Выбрать главу

— Помню, Илья Мокеевич.

— Я ведь вас тогда вытаскивал.

— Вы…

И опять зашагал Панкратов, продолжая как бы про себя:

— Нефть идет половодьем, Камой. Да-да, рекой. И никто не поспевает принимать ее. Александр Муртазович, память ему вечная, как сейчас помню, однажды протянул мне образец породы, только что вынутой из скважины, и сказал: «Каково!» Я показал работникам обкома. Смотрели — ничего примечательного не было в осколке песчаника. А для меня этот темный шершавый камень тогда был очень ценным подарком. Как сейчас помню, завернул я его бережно в бумагу, и сразу проступили пятна — маслянистые ржавые пятна, а по душе были. Значит, вон куда пробираются нефтяные пласты! А теперь нефть идет половодьем, Камой. Да-да, рекой. И никто не поспевает за ней.

— Товарищ Панкратов, лирические отступления — дело приятное, но о поэзии позаботятся другие люди; для них она — мать родная, а для нас — нефть! — перебивает Ибрагимов.

Панкратов, широко расставив ноги, останавливается у карты. Лицо его, широкое, с глубоко сидящими хмурыми глазами, улыбчиво: от природы такое.

— А для нас нефть… — Он смотрит в окно; через форточку доносится скрежет бетономешалки, под самым окном, мешает говорить. — Что же не уберете? — И опять тот же нахмуренный взгляд. — От головного участка до Камы вырыты траншеи и сварены трубы. Задерживает Кама. Надо там прорыть по дну траншеи. Пока водолазов не хватает, с волжского участка перебрасываем. В общем — точка. И зимой будем работать, а через Каму нить проложим.

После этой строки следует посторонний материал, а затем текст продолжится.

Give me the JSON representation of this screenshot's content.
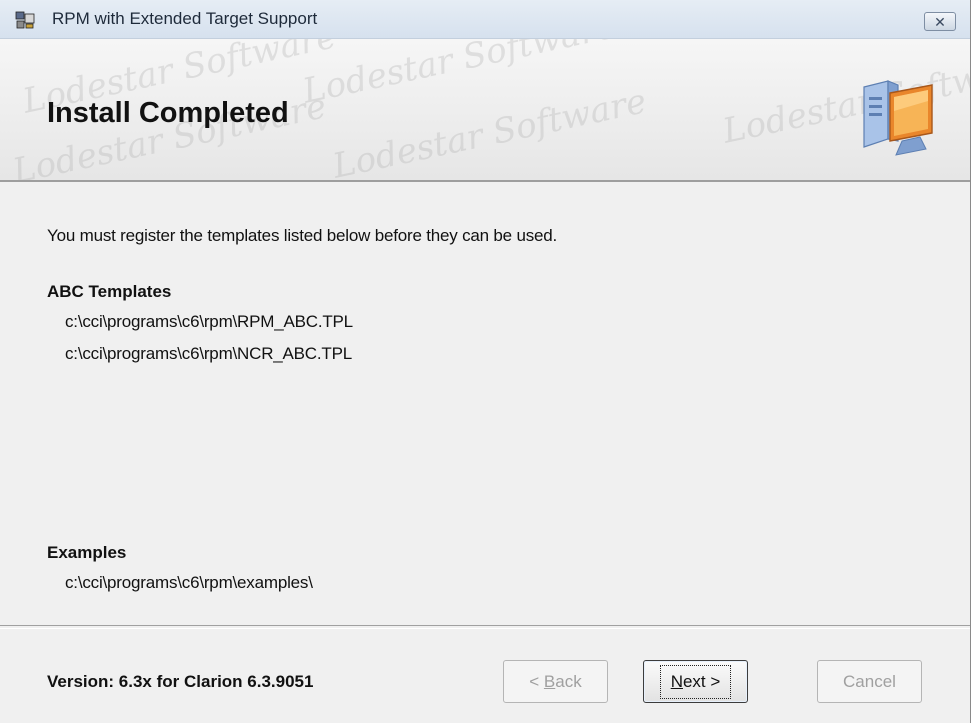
{
  "window": {
    "title": "RPM with Extended Target Support",
    "close_glyph": "✕"
  },
  "banner": {
    "title": "Install Completed",
    "watermark_text": "Lodestar Software",
    "icon": "computer-icon"
  },
  "content": {
    "instruction": "You must register the templates listed below before they can be used.",
    "abc_templates": {
      "heading": "ABC Templates",
      "paths": [
        "c:\\cci\\programs\\c6\\rpm\\RPM_ABC.TPL",
        "c:\\cci\\programs\\c6\\rpm\\NCR_ABC.TPL"
      ]
    },
    "examples": {
      "heading": "Examples",
      "paths": [
        "c:\\cci\\programs\\c6\\rpm\\examples\\"
      ]
    }
  },
  "footer": {
    "version": "Version: 6.3x for Clarion 6.3.9051",
    "back_button": {
      "label_before": "< ",
      "mnemonic": "B",
      "label_after": "ack"
    },
    "next_button": {
      "label_before": "",
      "mnemonic": "N",
      "label_after": "ext >"
    },
    "cancel_button": "Cancel"
  },
  "colors": {
    "dialog_bg": "#f0f0f0",
    "titlebar_top": "#e6edf5",
    "titlebar_bottom": "#d6e1ee",
    "disabled_text": "#a0a0a0"
  }
}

— Теплые слова начальника, — пожимает плечами Ибрагимов. — Между прочим, у него всегда так. Натура такая. Когда к стенке прижмут, он и пошел философствовать. То ему песчаник в руки дали — и нефть его всколыхнула, то начнет распевать, с какими трудностями наши первоискатели нефть в Бавлах нашли, — и пошел, пошел, как по маслу… слушай, и все. Красиво говорит, с улыбкой, заражает, черт, и отведет от главного вот что. Рассказывали мне из обкома товарищи, бригада приезжала. Так он их от вышки к вышке водил: вот, мол, это первая, так сказать, «открывательница», а вот на этом участке однажды зимой буровики от волков отбивались. А вот на этом месте, где город растет, мол, холмистая равнина была, горсточка деревенских изб да две вышки разведочной партии, пришедшей сюда в пятьдесят втором году.

Панкратов весело похлопал по плечу Ибрагимова:

— Ну ладно, дорогой, у каждого есть своя слабость. Пора мне заняться только буровиками; я все же до мозга костей буровик — кому-кому, а Ибрагимову это надо знать! Брошу я скоро ваше управление с этими траншеями. Займусь нефтью.

— Садыя Абдурахмановна, — Ибрагимов показал пальцем, — всегда он такой!

Панкратов подошел к вешалке, накинул плащ:

— Садыя Абдурахмановна, на отчетно-выборном партийном собрании вы меня можете крыть как полагается, по совести, но вот парторг, как хотите, нужен крепкий, из нашей братвы, нефтяников. Иначе как же? Ну, я поехал.

Когда Панкратов вышел, Ибрагимов улыбнулся:

— Прямо историк, язык подвешен чертовски. Никому другому, а ему писать историю рождения нашего города нефти.

Члены бюро — буровики, каменщики, начальники строительств — прощались, пожимали друг другу руки. Рука Садыи — маленькая, жесткая. Каждому хотелось ощутить ее твердость.

— Ну, Фанис Григорьевич, вы действуйте. Меня беспокоит Лебедев, и заменить нельзя. Вообще страшное дело — замена, сколько их там было. Если на некоторых нажимать — они гору свернут. Но прежде надо понять такого человека.

— И глубокий колодезь все же имеет дно, — ехидно кивает Ибрагимов.

Садыя хитро улыбнулась:

— Ладно уж, Фанис Григорьевич.

Неожиданно резкий, тревожный звонок. Телефон.

— Что? — Садыя сжимает трубку. — Хлынула нефть? Девонская скважина? Это хорошо. Это хорошо, — повторяет Садыя, обращаясь к Ибрагимову. — На сорок второй нефть ударила фонтаном. Я на буровую. — И уже в дверях, накидывая плащ: — Фанис Григорьевич, если мальчики будут звонить — пусть не ждут. Вот тетя Даша уехала в гости, на душе одно беспокойство. И не поедят, как люди. Ух, эти мальчишки.